Engineering consultancy Ricardo, which specialises in the automotive and niche manufacturing sectors, is preparing to open the new centre by the middle of 2015 as a place to design and test the latest propulsion technology.
‘The new facility will enable us to take on more projects and that will mean new graduate roles,’ Ricardo’s recruitment officer, Caroline Duffy, told The Engineer.
The new research centre will enable Ricardo to simulate extreme test conditions.
Ricardo provides technical services to many elements of the automotive industry, from helping make hydrogen fuel cell vehicles more powerful to manufacturing engines for McLaren, as well as working in other sectors including rail, defence and energy.
The new Vehicle Emissions Research Centre (VERC) based at the Ricardo Shoreham Technical Centre in West Sussex will allow the company’s engineers to test new emissions systems and vehicles in extreme conditions.
Graduate engineers need to be able to cope with blue-sky research projects that involve completely new engineering designs.
The company usually takes on between 20 and 40 graduate engineers a year (last year they took on over 40).
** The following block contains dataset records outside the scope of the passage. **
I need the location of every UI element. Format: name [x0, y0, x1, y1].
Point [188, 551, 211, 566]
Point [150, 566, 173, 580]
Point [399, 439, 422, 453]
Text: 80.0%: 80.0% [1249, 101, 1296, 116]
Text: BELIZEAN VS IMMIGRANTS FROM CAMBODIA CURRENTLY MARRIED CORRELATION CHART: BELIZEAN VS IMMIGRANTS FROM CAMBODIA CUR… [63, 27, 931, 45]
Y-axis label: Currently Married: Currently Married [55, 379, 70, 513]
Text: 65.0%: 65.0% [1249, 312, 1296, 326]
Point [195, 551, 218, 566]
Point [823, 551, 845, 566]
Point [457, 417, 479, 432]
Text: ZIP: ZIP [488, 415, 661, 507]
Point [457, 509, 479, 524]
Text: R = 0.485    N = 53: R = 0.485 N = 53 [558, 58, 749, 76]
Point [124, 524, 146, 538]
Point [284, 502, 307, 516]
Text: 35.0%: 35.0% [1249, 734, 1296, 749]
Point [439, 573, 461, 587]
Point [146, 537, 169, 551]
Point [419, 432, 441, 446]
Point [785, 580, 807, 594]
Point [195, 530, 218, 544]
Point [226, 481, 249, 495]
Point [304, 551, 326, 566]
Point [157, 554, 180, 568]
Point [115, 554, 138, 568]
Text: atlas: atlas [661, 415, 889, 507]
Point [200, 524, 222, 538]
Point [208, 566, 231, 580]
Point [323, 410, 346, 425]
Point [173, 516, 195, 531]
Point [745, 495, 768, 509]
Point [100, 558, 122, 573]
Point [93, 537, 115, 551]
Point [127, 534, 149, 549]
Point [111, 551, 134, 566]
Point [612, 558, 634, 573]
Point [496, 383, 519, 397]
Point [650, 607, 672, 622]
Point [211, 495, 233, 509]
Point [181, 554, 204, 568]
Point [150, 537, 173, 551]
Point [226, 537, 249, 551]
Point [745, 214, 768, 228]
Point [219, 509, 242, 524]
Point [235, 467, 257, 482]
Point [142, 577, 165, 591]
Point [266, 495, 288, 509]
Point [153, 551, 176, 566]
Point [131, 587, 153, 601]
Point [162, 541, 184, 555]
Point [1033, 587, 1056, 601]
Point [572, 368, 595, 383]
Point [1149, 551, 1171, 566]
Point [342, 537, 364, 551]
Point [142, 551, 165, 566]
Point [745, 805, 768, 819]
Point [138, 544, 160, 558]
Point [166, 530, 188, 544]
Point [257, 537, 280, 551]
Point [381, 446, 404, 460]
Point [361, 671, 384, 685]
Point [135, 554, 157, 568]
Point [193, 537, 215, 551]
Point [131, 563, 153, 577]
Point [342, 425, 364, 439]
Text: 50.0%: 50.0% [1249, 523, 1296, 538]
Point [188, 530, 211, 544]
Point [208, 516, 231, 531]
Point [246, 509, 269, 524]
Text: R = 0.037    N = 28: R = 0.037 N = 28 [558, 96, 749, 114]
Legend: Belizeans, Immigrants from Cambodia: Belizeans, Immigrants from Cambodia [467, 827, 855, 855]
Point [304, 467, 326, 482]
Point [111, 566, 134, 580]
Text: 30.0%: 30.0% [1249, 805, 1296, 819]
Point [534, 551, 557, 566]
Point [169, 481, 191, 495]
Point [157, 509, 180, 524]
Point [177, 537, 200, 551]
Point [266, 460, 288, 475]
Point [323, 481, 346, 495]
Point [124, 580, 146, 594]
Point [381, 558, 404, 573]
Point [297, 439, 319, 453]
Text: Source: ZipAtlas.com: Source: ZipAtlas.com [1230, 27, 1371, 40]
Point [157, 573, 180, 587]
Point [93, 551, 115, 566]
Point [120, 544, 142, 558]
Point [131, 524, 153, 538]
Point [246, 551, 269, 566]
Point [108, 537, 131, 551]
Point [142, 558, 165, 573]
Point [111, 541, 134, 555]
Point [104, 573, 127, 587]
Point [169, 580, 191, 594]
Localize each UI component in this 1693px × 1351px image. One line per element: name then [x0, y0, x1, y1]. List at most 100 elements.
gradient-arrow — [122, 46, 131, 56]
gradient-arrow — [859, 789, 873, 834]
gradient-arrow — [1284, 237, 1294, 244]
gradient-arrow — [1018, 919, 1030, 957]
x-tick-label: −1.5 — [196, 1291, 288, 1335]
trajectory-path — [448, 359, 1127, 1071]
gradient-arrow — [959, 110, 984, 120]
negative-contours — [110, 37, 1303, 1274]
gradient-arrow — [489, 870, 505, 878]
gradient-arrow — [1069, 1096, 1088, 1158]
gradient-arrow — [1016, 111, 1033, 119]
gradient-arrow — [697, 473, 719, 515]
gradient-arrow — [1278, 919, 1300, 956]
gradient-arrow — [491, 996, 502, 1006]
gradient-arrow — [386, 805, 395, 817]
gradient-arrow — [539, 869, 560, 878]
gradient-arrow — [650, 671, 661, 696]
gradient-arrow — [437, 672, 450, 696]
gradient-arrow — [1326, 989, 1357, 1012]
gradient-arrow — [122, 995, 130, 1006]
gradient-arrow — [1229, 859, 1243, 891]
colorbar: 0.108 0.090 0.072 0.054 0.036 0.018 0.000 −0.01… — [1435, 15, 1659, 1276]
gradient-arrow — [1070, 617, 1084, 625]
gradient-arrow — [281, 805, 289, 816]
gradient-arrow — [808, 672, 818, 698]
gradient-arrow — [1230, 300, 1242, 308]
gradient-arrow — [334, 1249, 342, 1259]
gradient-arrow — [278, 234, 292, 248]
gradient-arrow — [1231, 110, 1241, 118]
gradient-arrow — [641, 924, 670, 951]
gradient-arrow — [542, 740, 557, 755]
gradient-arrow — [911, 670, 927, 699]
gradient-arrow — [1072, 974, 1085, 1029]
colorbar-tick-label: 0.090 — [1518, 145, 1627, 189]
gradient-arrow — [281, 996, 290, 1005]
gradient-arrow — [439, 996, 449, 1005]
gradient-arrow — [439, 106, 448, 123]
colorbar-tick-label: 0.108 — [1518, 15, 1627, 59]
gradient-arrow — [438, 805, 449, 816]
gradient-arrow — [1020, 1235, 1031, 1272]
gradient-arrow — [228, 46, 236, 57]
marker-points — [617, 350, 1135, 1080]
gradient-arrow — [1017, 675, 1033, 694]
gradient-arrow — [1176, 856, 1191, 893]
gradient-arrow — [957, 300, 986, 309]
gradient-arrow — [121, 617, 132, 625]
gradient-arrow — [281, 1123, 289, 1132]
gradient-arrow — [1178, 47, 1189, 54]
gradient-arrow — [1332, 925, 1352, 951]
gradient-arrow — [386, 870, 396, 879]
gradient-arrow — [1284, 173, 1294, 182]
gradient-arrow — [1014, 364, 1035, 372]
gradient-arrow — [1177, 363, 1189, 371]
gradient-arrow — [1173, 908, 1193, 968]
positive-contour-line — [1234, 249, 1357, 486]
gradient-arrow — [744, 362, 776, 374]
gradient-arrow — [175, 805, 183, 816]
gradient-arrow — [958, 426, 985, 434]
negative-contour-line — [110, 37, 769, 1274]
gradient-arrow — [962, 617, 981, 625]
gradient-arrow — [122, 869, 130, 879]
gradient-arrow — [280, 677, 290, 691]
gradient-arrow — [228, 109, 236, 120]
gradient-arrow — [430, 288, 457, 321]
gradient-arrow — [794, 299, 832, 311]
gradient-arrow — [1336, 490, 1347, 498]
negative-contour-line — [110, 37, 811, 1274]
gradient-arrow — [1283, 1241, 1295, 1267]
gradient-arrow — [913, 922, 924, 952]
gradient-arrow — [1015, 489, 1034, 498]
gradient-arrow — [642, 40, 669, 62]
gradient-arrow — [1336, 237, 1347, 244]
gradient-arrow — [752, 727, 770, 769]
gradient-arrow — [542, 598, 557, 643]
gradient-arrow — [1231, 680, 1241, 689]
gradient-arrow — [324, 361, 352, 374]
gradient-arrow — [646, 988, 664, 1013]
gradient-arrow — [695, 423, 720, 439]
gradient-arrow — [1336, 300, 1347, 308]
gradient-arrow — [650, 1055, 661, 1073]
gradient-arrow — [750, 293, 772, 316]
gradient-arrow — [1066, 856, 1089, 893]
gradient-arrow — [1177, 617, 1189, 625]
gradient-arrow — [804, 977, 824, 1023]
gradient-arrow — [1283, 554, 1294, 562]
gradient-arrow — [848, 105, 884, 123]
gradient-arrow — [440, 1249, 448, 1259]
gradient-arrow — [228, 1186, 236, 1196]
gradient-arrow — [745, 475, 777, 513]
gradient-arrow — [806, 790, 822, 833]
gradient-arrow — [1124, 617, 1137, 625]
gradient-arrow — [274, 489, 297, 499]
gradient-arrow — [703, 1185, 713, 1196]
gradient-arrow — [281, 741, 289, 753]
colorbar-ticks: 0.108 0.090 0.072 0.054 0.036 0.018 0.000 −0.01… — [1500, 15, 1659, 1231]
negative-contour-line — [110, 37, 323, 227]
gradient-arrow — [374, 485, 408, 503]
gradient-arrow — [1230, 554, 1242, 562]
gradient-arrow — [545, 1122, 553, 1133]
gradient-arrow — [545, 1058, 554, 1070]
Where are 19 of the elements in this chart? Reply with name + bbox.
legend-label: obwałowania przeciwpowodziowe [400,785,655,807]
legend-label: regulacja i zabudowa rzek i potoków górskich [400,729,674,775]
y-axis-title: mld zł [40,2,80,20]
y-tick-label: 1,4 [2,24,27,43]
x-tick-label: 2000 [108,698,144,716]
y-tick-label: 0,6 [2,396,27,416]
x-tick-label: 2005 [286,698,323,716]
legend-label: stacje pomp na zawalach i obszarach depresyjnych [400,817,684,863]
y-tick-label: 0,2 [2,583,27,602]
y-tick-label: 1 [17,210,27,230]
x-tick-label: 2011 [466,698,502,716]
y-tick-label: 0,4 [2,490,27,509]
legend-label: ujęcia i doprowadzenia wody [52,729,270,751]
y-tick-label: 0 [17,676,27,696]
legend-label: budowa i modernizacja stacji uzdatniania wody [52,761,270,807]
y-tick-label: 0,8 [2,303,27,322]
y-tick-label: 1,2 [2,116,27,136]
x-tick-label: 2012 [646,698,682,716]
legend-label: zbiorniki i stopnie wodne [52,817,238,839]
New recruits go through a two-year graduate scheme that sees them try out four different roles in different locations (including overseas), but where they end up in the company usually depends on each graduate’s own skills and interests.
Graduates wanting to join the company need to demonstrate complex problem-solving skills to show they can cope with the company’s work of coming up with completely new engineering ideas, said resourcing manager Oonagh McPhillips.
‘A lot of what we do is “blue sky” and therefore there’s no reference documentation. So we need people who can think things through and explain what they do or how their thought processes have worked.’
Working at Ricardo can involve any element of engineering from design to manufacturing.
The first hurdle in applying for Ricardo’s graduate scheme is getting past the stringent CV selection process, which means applicants’ resumes and covering letters need to be tightly focused on demonstrating why they’re right for Ricardo.
’We’re interested in what – over and above their degree – they have achieved, that they’ve a history of engineering in terms of their hobbies and interests,’ said McPhillips.
’We don’t necessarily look for consultancy work experience or even engineering per se. For example, one individual we interviewed set up his own lawnmower repair business.
‘The other key thing we look at is project involvement. What have they been involved in, either as an individual or a team? … We’re also interested in understanding what they learnt from the experience.’